Sebenarnya perjuangan keturunan Pang Kilet bukan saja untuk mereka pribadi, tapi untuk seluruh rakyat Gayo. Permohonan sangat sederhana, jauh dari nafsu, tidak ribet dan sangat mudah untuk diselesaikan. Kita sebagai rakyat Gayo sepatutnya mendukung upaya dari ahli waris Pang Kilet.
Pertama kawasan makam Pang Kilet dan saudara Gayo lainnya agar dijadikan situs cagar budaya, kedua agar makam-makam yang sudah dipindahkan dikembalikan ke posisi semula dan buat perencanaan opsi makam tidak dipindahkan.
Ada kecurigaan AMDAL (Analisa Mengenai Dampak Lingkungan) proyek Krueng Keureuto tidak menyebutkan makam-makam ada di sana. Artinya tim AMDAL tidak turun ke lapangan. Sehingga sampai saat ini kawasan tersebut bermasalah.

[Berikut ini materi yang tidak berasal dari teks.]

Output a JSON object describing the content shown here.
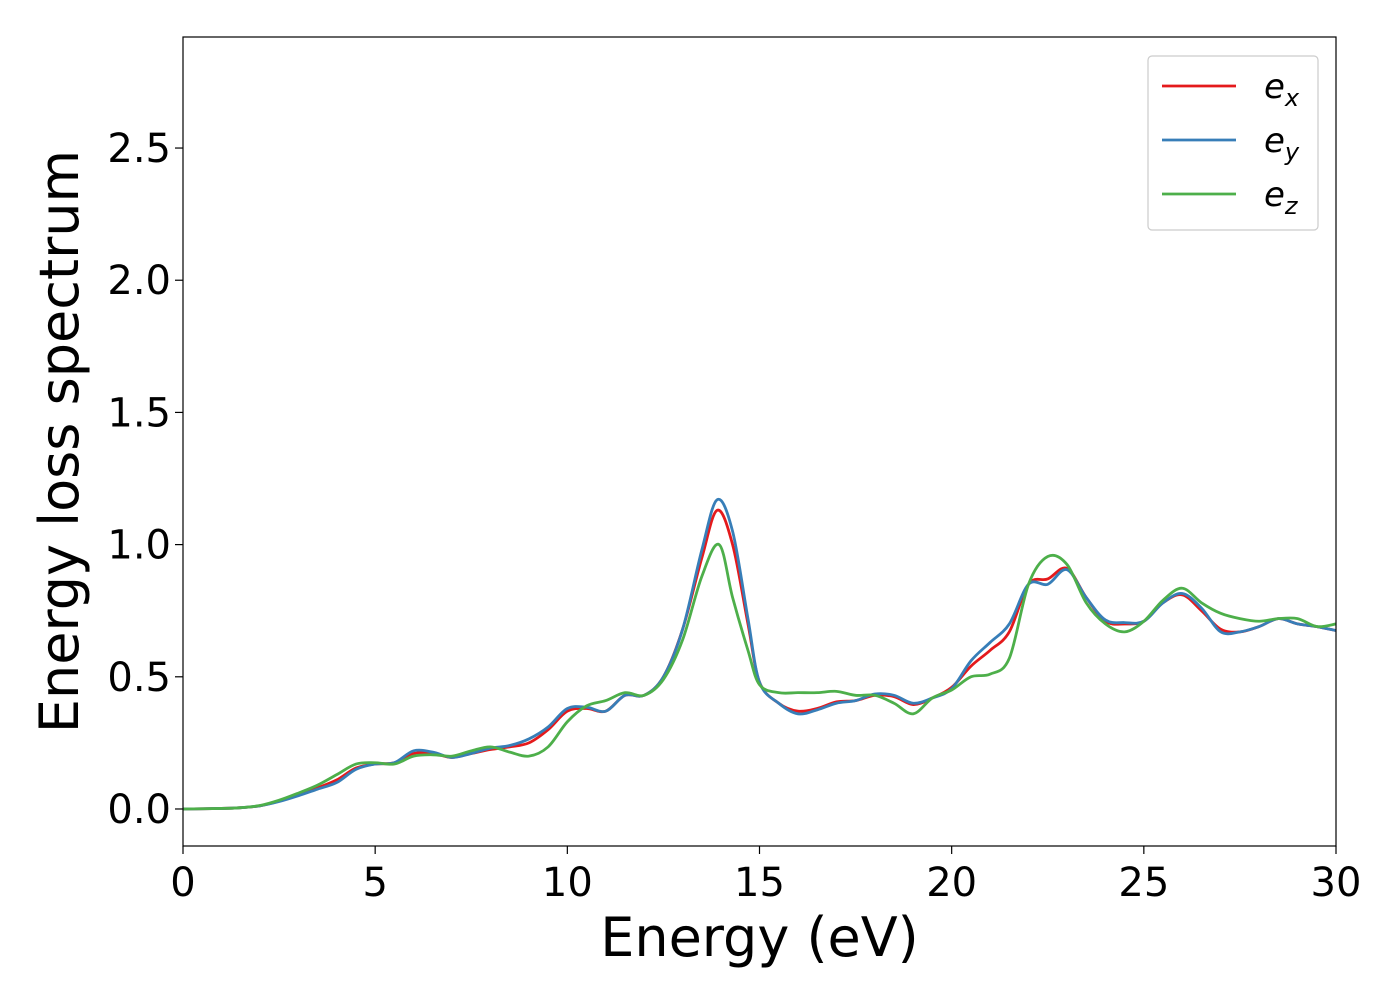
{
  "chart_data": {
    "type": "line",
    "xlabel": "Energy (eV)",
    "ylabel": "Energy loss spectrum",
    "xlim": [
      0,
      30
    ],
    "ylim": [
      -0.14,
      2.92
    ],
    "x_ticks": [
      "0",
      "5",
      "10",
      "15",
      "20",
      "25",
      "30"
    ],
    "y_ticks": [
      "0.0",
      "0.5",
      "1.0",
      "1.5",
      "2.0",
      "2.5"
    ],
    "grid": false,
    "legend_position": "top-right",
    "series": [
      {
        "name": "e_x",
        "label_base": "e",
        "label_sub": "x",
        "color": "#e41a1c",
        "x": [
          0,
          1,
          1.5,
          2,
          2.5,
          3,
          3.5,
          4,
          4.5,
          5,
          5.5,
          6,
          6.5,
          7,
          7.5,
          8,
          8.5,
          9,
          9.5,
          10,
          10.5,
          11,
          11.5,
          12,
          12.5,
          13,
          13.5,
          13.9,
          14.3,
          14.7,
          15,
          15.5,
          16,
          16.5,
          17,
          17.5,
          18,
          18.5,
          19,
          19.5,
          20,
          20.5,
          21,
          21.5,
          22,
          22.5,
          23,
          23.5,
          24,
          24.5,
          25,
          25.5,
          26,
          26.5,
          27,
          27.5,
          28,
          28.5,
          29,
          29.5,
          30
        ],
        "y": [
          0,
          0.002,
          0.005,
          0.012,
          0.03,
          0.055,
          0.08,
          0.11,
          0.155,
          0.17,
          0.175,
          0.21,
          0.21,
          0.195,
          0.21,
          0.225,
          0.235,
          0.25,
          0.3,
          0.37,
          0.38,
          0.37,
          0.43,
          0.43,
          0.5,
          0.68,
          0.95,
          1.13,
          1.0,
          0.7,
          0.48,
          0.4,
          0.37,
          0.38,
          0.405,
          0.41,
          0.43,
          0.425,
          0.395,
          0.42,
          0.46,
          0.54,
          0.6,
          0.67,
          0.85,
          0.87,
          0.91,
          0.8,
          0.71,
          0.7,
          0.71,
          0.78,
          0.81,
          0.75,
          0.68,
          0.67,
          0.69,
          0.72,
          0.7,
          0.69,
          0.675
        ]
      },
      {
        "name": "e_y",
        "label_base": "e",
        "label_sub": "y",
        "color": "#377eb8",
        "x": [
          0,
          1,
          1.5,
          2,
          2.5,
          3,
          3.5,
          4,
          4.5,
          5,
          5.5,
          6,
          6.5,
          7,
          7.5,
          8,
          8.5,
          9,
          9.5,
          10,
          10.5,
          11,
          11.5,
          12,
          12.5,
          13,
          13.5,
          13.9,
          14.3,
          14.7,
          15,
          15.5,
          16,
          16.5,
          17,
          17.5,
          18,
          18.5,
          19,
          19.5,
          20,
          20.5,
          21,
          21.5,
          22,
          22.5,
          23,
          23.5,
          24,
          24.5,
          25,
          25.5,
          26,
          26.5,
          27,
          27.5,
          28,
          28.5,
          29,
          29.5,
          30
        ],
        "y": [
          0,
          0.002,
          0.005,
          0.012,
          0.028,
          0.05,
          0.075,
          0.1,
          0.15,
          0.17,
          0.175,
          0.22,
          0.215,
          0.195,
          0.21,
          0.23,
          0.24,
          0.265,
          0.31,
          0.38,
          0.385,
          0.37,
          0.43,
          0.43,
          0.5,
          0.68,
          0.98,
          1.17,
          1.05,
          0.72,
          0.48,
          0.4,
          0.36,
          0.375,
          0.4,
          0.41,
          0.435,
          0.43,
          0.4,
          0.42,
          0.455,
          0.56,
          0.63,
          0.7,
          0.85,
          0.85,
          0.905,
          0.8,
          0.715,
          0.705,
          0.71,
          0.78,
          0.815,
          0.76,
          0.67,
          0.67,
          0.69,
          0.72,
          0.7,
          0.69,
          0.675
        ]
      },
      {
        "name": "e_z",
        "label_base": "e",
        "label_sub": "z",
        "color": "#4daf4a",
        "x": [
          0,
          1,
          1.5,
          2,
          2.5,
          3,
          3.5,
          4,
          4.5,
          5,
          5.5,
          6,
          6.5,
          7,
          7.5,
          8,
          8.5,
          9,
          9.5,
          10,
          10.5,
          11,
          11.5,
          12,
          12.5,
          13,
          13.5,
          13.95,
          14.3,
          14.7,
          15,
          15.5,
          16,
          16.5,
          17,
          17.5,
          18,
          18.5,
          19,
          19.5,
          20,
          20.5,
          21,
          21.5,
          22,
          22.5,
          23,
          23.5,
          24,
          24.5,
          25,
          25.5,
          26,
          26.5,
          27,
          27.5,
          28,
          28.5,
          29,
          29.5,
          30
        ],
        "y": [
          0,
          0.002,
          0.005,
          0.013,
          0.033,
          0.06,
          0.09,
          0.13,
          0.17,
          0.175,
          0.17,
          0.2,
          0.205,
          0.2,
          0.22,
          0.235,
          0.215,
          0.2,
          0.235,
          0.33,
          0.39,
          0.41,
          0.44,
          0.43,
          0.49,
          0.64,
          0.88,
          1.0,
          0.8,
          0.6,
          0.47,
          0.44,
          0.44,
          0.44,
          0.445,
          0.43,
          0.43,
          0.4,
          0.36,
          0.42,
          0.45,
          0.5,
          0.51,
          0.57,
          0.85,
          0.955,
          0.925,
          0.78,
          0.7,
          0.67,
          0.71,
          0.79,
          0.835,
          0.78,
          0.74,
          0.72,
          0.71,
          0.72,
          0.72,
          0.69,
          0.7
        ]
      }
    ]
  }
}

Tidak terlambat bagi pemerintahan maupun perusahaan pelaksana proyek bendungan Krueng Keureuto untuk mengakomodir Aliansi Masyarakat Gayo dan keturunan Pang Kilet. Terlalu besar biaya dan resikonya untuk menciptakan pengkhianat baru demi proyek bendungan Wih Kerti.